Recuperação Judicial e Direito do Consumidor
Há tempos tem sido delicada a relação entre a recuperação judicial e o direito do consumidor
PUBLICAÇÃO
quinta-feira, 09 de fevereiro de 2023
Há tempos tem sido delicada a relação entre a recuperação judicial e o direito do consumidor
Bruno Ponich Ruzon
Há tempos tem sido delicada a relação entre a recuperação judicial e o direito do consumidor.
Em nosso sistema jurídico a recuperação judicial é regida pela Lei 11.101/2005. Trata-se de um importante instituto voltado à concretização da função social da empresa. Embora a nossa economia seja de livre mercado, o nosso modelo político-jurídico, formatado pela Constituição Federal de 1988, tem a função social como um norte fundamental, que incide em diferentes institutos, na propriedade, nos contratos e também nas empresas. Goste ou não, a função social da propriedade convive ao lado da livre concorrência em nosso sistema jurídico (art. 170, III e IV, CF), e a construção de uma sociedade solidária é um dos objetivos fundamentais da República Federativa do Brasil (art. 3º, I, CF).
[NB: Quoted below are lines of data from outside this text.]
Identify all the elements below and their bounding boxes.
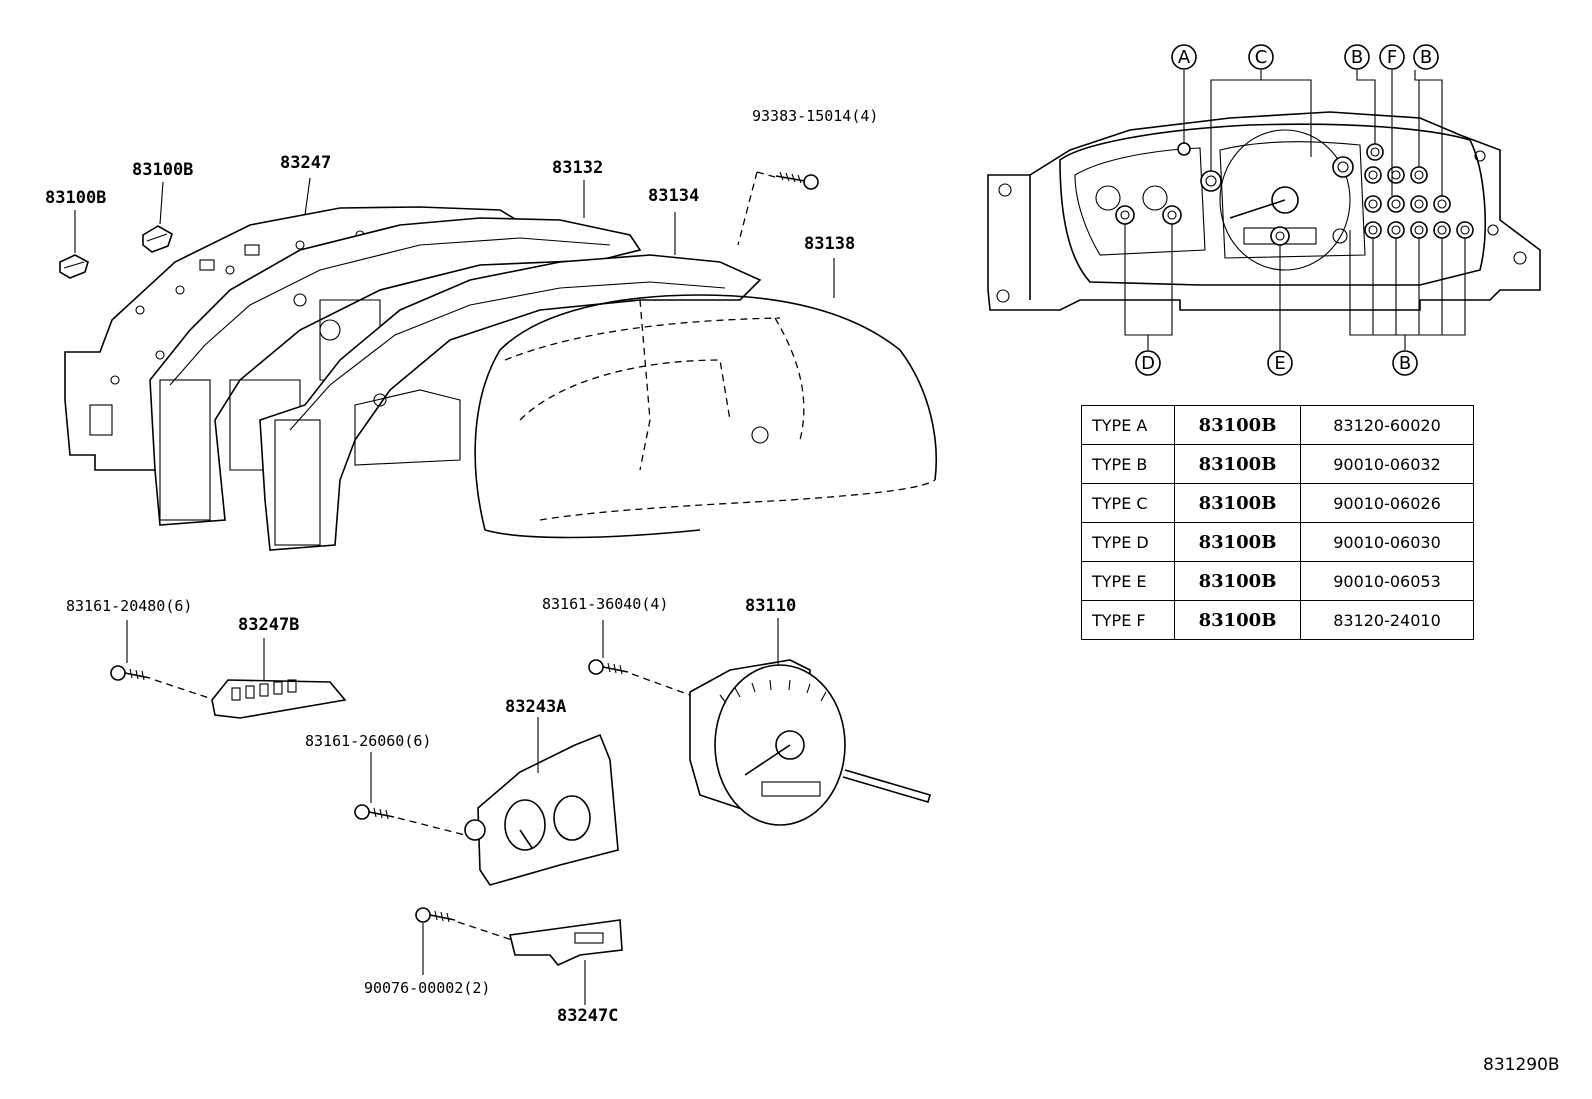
- bulb-socket-83100B-left: [59, 254, 89, 279]
- table-row: TYPE E 83100B 90010-06053: [1081, 561, 1474, 601]
- leader-83100B-right: [159, 181, 164, 225]
- inner-frame-83134: [259, 254, 769, 551]
- label-83161-20480: 83161-20480(6): [66, 597, 192, 615]
- screw-83161-36040: [588, 659, 629, 675]
- dash-83247B: [154, 679, 216, 701]
- part-cell: 83100B: [1174, 444, 1301, 484]
- callout-B-bottom: B: [1392, 350, 1418, 376]
- bulb-socket-83100B-right: [142, 225, 173, 253]
- fuel-temp-gauge-83243A: [464, 733, 619, 886]
- label-83247: 83247: [280, 153, 331, 173]
- svg-text:B: B: [1351, 47, 1363, 68]
- type-cell: TYPE A: [1081, 405, 1175, 445]
- part-cell: 83100B: [1174, 600, 1301, 640]
- callout-F: F: [1379, 44, 1405, 70]
- part-cell: 83100B: [1174, 483, 1301, 523]
- label-90076-00002: 90076-00002(2): [364, 979, 490, 997]
- callout-B-top-left: B: [1344, 44, 1370, 70]
- svg-text:F: F: [1387, 47, 1397, 68]
- table-row: TYPE B 83100B 90010-06032: [1081, 444, 1474, 484]
- dash-83110: [631, 673, 691, 696]
- label-83161-26060: 83161-26060(6): [305, 732, 431, 750]
- screw-83161-26060: [354, 804, 395, 820]
- svg-text:D: D: [1141, 353, 1155, 374]
- number-cell: 83120-24010: [1300, 600, 1474, 640]
- dash-83247C: [457, 921, 513, 941]
- label-83243A: 83243A: [505, 697, 566, 717]
- type-cell: TYPE B: [1081, 444, 1175, 484]
- callout-A: A: [1171, 44, 1197, 70]
- part-cell: 83100B: [1174, 561, 1301, 601]
- type-cell: TYPE D: [1081, 522, 1175, 562]
- dash-83243A: [397, 817, 466, 836]
- table-row: TYPE F 83100B 83120-24010: [1081, 600, 1474, 640]
- label-83247B: 83247B: [238, 615, 299, 635]
- label-83138: 83138: [804, 234, 855, 254]
- svg-text:C: C: [1255, 47, 1268, 68]
- label-83132: 83132: [552, 158, 603, 178]
- svg-text:A: A: [1178, 47, 1191, 68]
- table-row: TYPE D 83100B 90010-06030: [1081, 522, 1474, 562]
- label-83100B-right: 83100B: [132, 160, 193, 180]
- label-93383-15014: 93383-15014(4): [752, 107, 878, 125]
- number-cell: 90010-06026: [1300, 483, 1474, 523]
- label-83247C: 83247C: [557, 1006, 618, 1026]
- svg-text:B: B: [1420, 47, 1432, 68]
- label-83110: 83110: [745, 596, 796, 616]
- callout-leaders: [1124, 70, 1466, 350]
- leader-83247: [304, 177, 311, 216]
- table-row: TYPE C 83100B 90010-06026: [1081, 483, 1474, 523]
- clear-lens-83138: [474, 294, 938, 539]
- screw-83161-20480: [110, 665, 151, 681]
- svg-text:B: B: [1399, 353, 1411, 374]
- screw-93383: [737, 171, 819, 246]
- type-cell: TYPE C: [1081, 483, 1175, 523]
- callout-C: C: [1248, 44, 1274, 70]
- callout-E: E: [1267, 350, 1293, 376]
- callout-D: D: [1135, 350, 1161, 376]
- label-83134: 83134: [648, 186, 699, 206]
- type-cell: TYPE E: [1081, 561, 1175, 601]
- screw-90076: [415, 907, 456, 923]
- part-cell: 83100B: [1174, 405, 1301, 445]
- drawing-id: 831290B: [1483, 1055, 1560, 1075]
- cluster-rear-view: [987, 111, 1541, 311]
- type-cell: TYPE F: [1081, 600, 1175, 640]
- light-board-83247B: [211, 679, 347, 719]
- speedometer-83110: [689, 659, 931, 826]
- light-board-83247C: [509, 919, 623, 966]
- number-cell: 83120-60020: [1300, 405, 1474, 445]
- bulb-type-table: TYPE A 83100B 83120-60020 TYPE B 83100B …: [1081, 405, 1474, 640]
- number-cell: 90010-06030: [1300, 522, 1474, 562]
- part-cell: 83100B: [1174, 522, 1301, 562]
- table-row: TYPE A 83100B 83120-60020: [1081, 405, 1474, 445]
- label-83100B-left: 83100B: [45, 188, 106, 208]
- callout-B-top-right: B: [1413, 44, 1439, 70]
- number-cell: 90010-06053: [1300, 561, 1474, 601]
- label-83161-36040: 83161-36040(4): [542, 595, 668, 613]
- number-cell: 90010-06032: [1300, 444, 1474, 484]
- svg-text:E: E: [1274, 353, 1285, 374]
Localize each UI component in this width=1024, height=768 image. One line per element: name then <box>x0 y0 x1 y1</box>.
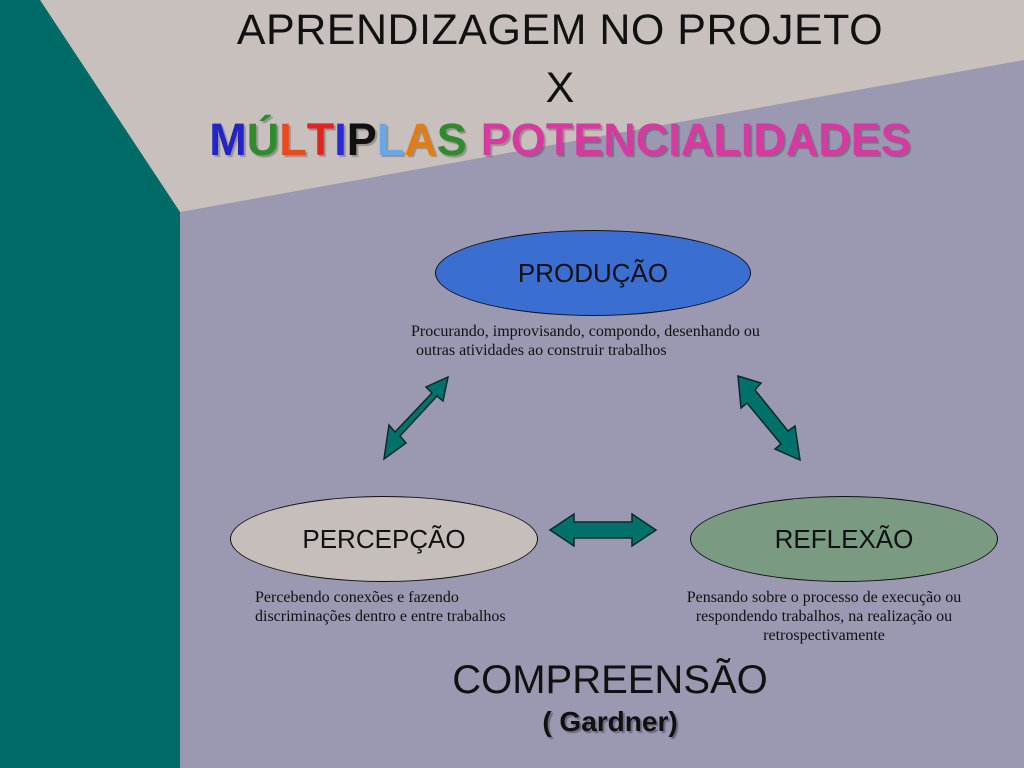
gardner-citation: ( Gardner) <box>542 706 678 737</box>
reflexao-desc-line-1: Pensando sobre o processo de execução ou <box>686 589 962 606</box>
double-arrow-percepcao-reflexao <box>548 512 658 548</box>
title-letter: A <box>404 114 437 165</box>
title-letter: P <box>346 114 377 165</box>
double-arrow-producao-percepcao <box>382 375 450 461</box>
title-line-2: X <box>545 64 575 112</box>
percepcao-label: PERCEPÇÃO <box>302 523 466 554</box>
producao-node: PRODUÇÃO <box>435 230 751 316</box>
percepcao-desc-line-2: discriminações dentro e entre trabalhos <box>255 608 506 625</box>
compreensao-label: COMPREENSÃO <box>452 658 768 702</box>
percepcao-node: PERCEPÇÃO <box>230 496 538 582</box>
percepcao-desc-line-1: Percebendo conexões e fazendo <box>255 589 459 606</box>
producao-description: Procurando, improvisando, compondo, dese… <box>411 322 760 360</box>
title-letter: M <box>209 114 247 165</box>
potencialidades-word: POTENCIALIDADES <box>480 114 911 165</box>
multiple-word: MÚLTIPLAS <box>209 114 467 165</box>
title-letter: S <box>436 114 467 165</box>
title-letter: Ú <box>246 114 280 165</box>
producao-label: PRODUÇÃO <box>517 257 669 288</box>
reflexao-node: REFLEXÃO <box>690 496 998 582</box>
title-letter: I <box>334 114 347 165</box>
producao-desc-line-2: outras atividades ao construir trabalhos <box>416 342 667 359</box>
title-letter: T <box>306 114 335 165</box>
producao-desc-line-1: Procurando, improvisando, compondo, dese… <box>411 323 760 340</box>
double-arrow-producao-reflexao <box>737 374 801 462</box>
reflexao-label: REFLEXÃO <box>774 523 914 554</box>
title-line-1: APRENDIZAGEM NO PROJETO <box>236 6 884 54</box>
percepcao-description: Percebendo conexões e fazendo discrimina… <box>255 588 506 626</box>
reflexao-desc-line-2: respondendo trabalhos, na realização ou <box>695 608 953 625</box>
title-letter: L <box>376 114 405 165</box>
teal-left-band <box>0 0 180 768</box>
title-letter: L <box>279 114 307 165</box>
reflexao-desc-line-3: retrospectivamente <box>763 627 885 644</box>
reflexao-description: Pensando sobre o processo de execução ou… <box>668 588 980 645</box>
top-gray-band <box>0 0 1024 212</box>
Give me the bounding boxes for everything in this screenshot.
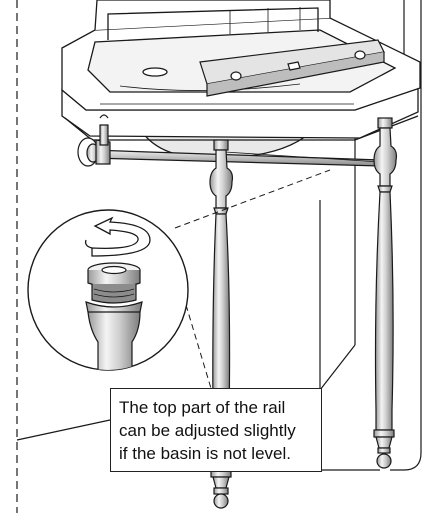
- detail-leader-lines: [174, 169, 331, 396]
- adjustment-note-line-1: The top part of the rail: [119, 398, 286, 417]
- counter-clockwise-arrow-icon: [84, 216, 151, 257]
- adjustment-note: The top part of the rail can be adjusted…: [110, 388, 322, 472]
- basin: [61, 0, 421, 159]
- mounting-bracket: [199, 39, 385, 97]
- magnified-detail: [27, 209, 189, 371]
- wall-bracket: [77, 114, 111, 167]
- adjustment-note-line-3: if the basin is not level.: [119, 444, 291, 463]
- adjustment-note-line-2: can be adjusted slightly: [119, 421, 296, 440]
- towel-rail: [91, 149, 387, 170]
- front-right-leg: [373, 117, 398, 469]
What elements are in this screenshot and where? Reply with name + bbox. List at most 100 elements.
Por isso deve-se utilizar ferramentas para preservar uma empresa, fazendo com que ela continue produzindo, empregando pessoas e pagando tributos.
Ocorre que do lado da função social da propriedade e da livre concorrência encontra-se também a defesa do consumidor (art. 170, III, IV e V, CF). Aliás, a proteção do consumidor é um direito fundamental em nosso sistema (art. 5º, XXXII, CF). Logo, e esta é uma premissa essencial, a preservação da empresa não se encontra em um patamar superior à proteção do consumidor. Por isso, ao menos em tese, a recuperação judicial não poderia ser aplicada ignorando-se a peculiar situação do consumidor. Mas não é isso o que acontece.
Isto porque a Lei 11.101/2005 não contém qualquer dispositivo versando sobre os direitos dos consumidores. Conquanto ela preveja proteções para os empregados e até mesmo para as instituições financeiras, a classe dos consumidores inexiste no texto da referida lei. De fato, os créditos dos consumidores são tratados como meros créditos quirografários e, portanto, recebem a exata mesma disciplina de créditos comuns.
O problema é que na recuperação judicial a empresa apresenta um plano de recuperação (art. 53, Lei 11.101/2005) e muitas vezes prevê um desconto em suas dívidas de mais de 75%. Sim, isto mesmo que você leu. A empresa ingressa com a recuperação judicial e propõe pagar apenas 25% de suas dívidas, aí incluído o que deve a consumidores. E, pasmem, juízes e promotores não têm visto qualquer abuso nesta postura. Não é o espaço aqui para abordar os vários defeitos técnicos deste tipo de “recuperação judicial”, e como as empresas utilizam o legítimo direito à recuperação para prejudicar credores, sobretudo consumidores.
Aqui é importante evidenciar que este tipo de resultado é fruto de uma equivocada visão sistêmica do direito, que coloca a recuperação judicial acima de tudo, inclusive de outros valores, princípios e regras que têm o mesmo grau, ou até uma maior magnitude em nosso sistema jurídico. É obvio que uma recuperação judicial que prevê um deságio de 75% ou até mesmo de 90% dos créditos dos consumidores conflita totalmente com o disposto nos artigos 5º, XXXII, 170, V, da Constituição Federal, e 6º, VI, da Lei 8.078/90, e é lamentável saber que alguns magistrados têm chancelado o abuso.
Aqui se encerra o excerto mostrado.